« Le Retour au désert » : Tragicomédie algérienne

Arnaud Meunier monte *le Retour au désert,* de Bernard-Marie Koltès. Une comédie peu jouée jusqu’alors, forte critique de la bourgeoisie des années 1960.

Anaïs Heluin  • 4 novembre 2015 abonné·es
« Le Retour au désert » : Tragicomédie algérienne
Le Retour au désert , les 9 et 10 novembre au Grand R, à La-Roche-sur-Yon (85) ; le 13 au Théâtre Jean-Vilar, à Vitry-sur-Seine (94) ; les 18 et 19 au NEST-CDN, à Thionville-Lorraine (57). Tournée sur www.lacomedie.fr.
© Sonia Barcet

Avec son mélange singulier de réalisme et de mythe, l’écriture de Bernard-Marie Koltès (1948-1989) n’a jamais cessé de fasciner. Pour preuve, son importante présence sur les scènes françaises cette saison.

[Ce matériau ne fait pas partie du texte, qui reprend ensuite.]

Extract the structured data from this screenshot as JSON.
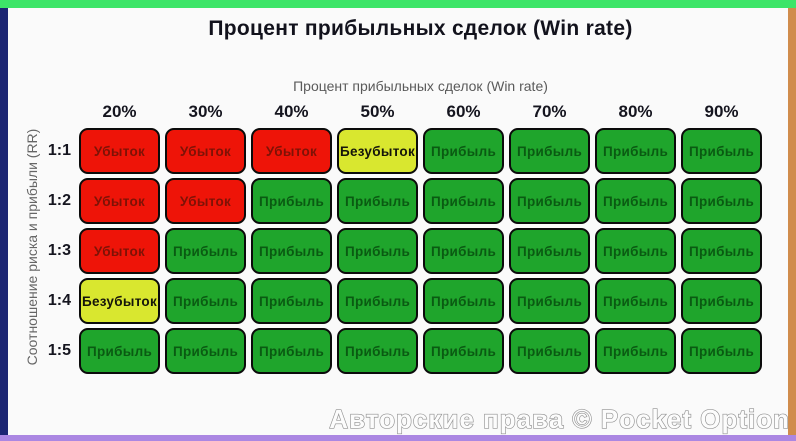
{
  "page": {
    "title": "Процент прибыльных сделок (Win rate)",
    "watermark": "Авторские права © Pocket Option"
  },
  "frame": {
    "top_color": "#3de568",
    "left_color": "#1c2673",
    "right_color": "#d08c4c",
    "bottom_color": "#ab87e2"
  },
  "chart_data": {
    "type": "heatmap",
    "title": "Процент прибыльных сделок (Win rate)",
    "xlabel": "Процент прибыльных сделок (Win rate)",
    "ylabel": "Соотношение риска и прибыли (RR)",
    "x_categories": [
      "20%",
      "30%",
      "40%",
      "50%",
      "60%",
      "70%",
      "80%",
      "90%"
    ],
    "y_categories": [
      "1:1",
      "1:2",
      "1:3",
      "1:4",
      "1:5"
    ],
    "values": [
      [
        "Убыток",
        "Убыток",
        "Убыток",
        "Безубыток",
        "Прибыль",
        "Прибыль",
        "Прибыль",
        "Прибыль"
      ],
      [
        "Убыток",
        "Убыток",
        "Прибыль",
        "Прибыль",
        "Прибыль",
        "Прибыль",
        "Прибыль",
        "Прибыль"
      ],
      [
        "Убыток",
        "Прибыль",
        "Прибыль",
        "Прибыль",
        "Прибыль",
        "Прибыль",
        "Прибыль",
        "Прибыль"
      ],
      [
        "Безубыток",
        "Прибыль",
        "Прибыль",
        "Прибыль",
        "Прибыль",
        "Прибыль",
        "Прибыль",
        "Прибыль"
      ],
      [
        "Прибыль",
        "Прибыль",
        "Прибыль",
        "Прибыль",
        "Прибыль",
        "Прибыль",
        "Прибыль",
        "Прибыль"
      ]
    ],
    "label_types": {
      "Убыток": "loss",
      "Безубыток": "breakeven",
      "Прибыль": "profit"
    },
    "colors": {
      "loss": {
        "bg": "#ee1408",
        "text": "#7e1206"
      },
      "breakeven": {
        "bg": "#d9e72f",
        "text": "#15150a"
      },
      "profit": {
        "bg": "#1fa52c",
        "text": "#0a5a12"
      }
    },
    "legend_position": "none",
    "grid": false
  }
}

Roland Auzet reprend aux Bouffes du Nord Dans la solitude des champs de coton, créé en mai dernier à Lyon, et Richard Brunel, directeur de la Comédie de Valence, monte Roberto Zucco.

À la tête de la Comédie de Saint-Étienne, Arnaud Meunier surprend davantage. Dans la continuité d’un travail sur les rapports franco-algériens entamé auprès de la compagnie El Ajouad de Kheireddine Lardjam en 2002, année de l’Algérie en France, il met en scène un texte assez méconnu de Koltès : le Retour au désert, comédie écrite en 1988 et située pendant la guerre d’Algérie. Intérieur-extérieur. Nuit. Sur une pelouse trop verte qui grignote l’intérieur d’un salon bourgeois, une femme avance, l’air lointain. Dans le rôle de Mathilde Serpenoise, Catherine Hiegel se fond d’emblée à l’étrangeté de la scénographie conçue par Damien Caille-Perret. À son style intemporel, qui n’évoque en rien la « ville de province, à l’est de la France, au début des années 1960 » où se déroule la pièce, mais est fidèle à la conception koltésienne de l’espace scénique. Avec sa voix cassée, profonde, et son jeu ambigu, la comédienne longtemps emblématique du Français entre à peine sur scène qu’elle semble déjà sur le point d’en sortir. Malgré les deux fauteuils en cuir installés derrière une grande baie vitrée, le plateau de ce Retour au désert n’est pas un lieu où il fait bon se reposer. C’est un entre-deux. Une parenthèse entre un passé trouble et un nouveau départ qui ne peut guère être pire. Mathilde revient d’Algérie, où elle a vécu plus de quinze ans. Derrière elle, ses enfants, Édouard (Cédric Veschambre) et Fatima (Nathalie Matter). La pelouse qu’ils foulent dès la première scène est celle de la maison dont a hérité Mathilde, où s’est installé son frère, Adrien (Didier Bezace), avec son fils, Mathieu (René Turquois). Retrouvailles mouvementées. D’anciens non-dits éclatent en des empoignades quasi vaudevillesques. On apprend par exemple que, si Mathilde s’est exilée, c’est parce qu’on l’accusait d’avoir eu des rapports intimes avec l’ennemi, pendant la guerre. Tout en exhumant ce passé douloureux, Adrien, membre de l’OAS, prépare un attentat dans un café arabe.

Le Retour au désert occupe dans l’œuvre de Koltès une place à part : pleine d’un humour noir qui porte une forte critique de la bourgeoisie de province de l’époque et des rapports de la France avec l’Algérie, c’est sa seule comédie. Par ce texte, le dramaturge souhaitait toucher un public plus large et s’éloigner du théâtre subventionné où il avait toujours été joué, dans les fameuses mises en scène de Patrice Chéreau. Résultat : un texte qui traite de la guerre d’Algérie comme rarement un auteur français l’a fait. Avec distance, sans manichéisme. Arnaud Meunier assume le tragicomique de la pièce. Son décor typiquement koltésien est un écrin idéal pour accueillir les cachotteries des Serpenoise. Et pour évoquer l’ailleurs en guerre d’où vient Mathilde, et où finira par retourner. Avec son frère. Hélas, une distribution inégale affaiblit la portée du texte et de la mise en scène. Face à Catherine Hiegel, Didier Bezace n’a rien du « monstre sacré » qu’Arnaud Meunier évoquait dans sa présentation du projet. Il aurait dû faire écho au mystère de sa compagne de scène, il lui renvoie un jeu sans nuances ni profondeur. Le reste de la distribution est à l’image du couple central : contrasté. On ne peut cependant que se réjouir de réentendre cette pièce, absente des scènes nationales depuis 2007.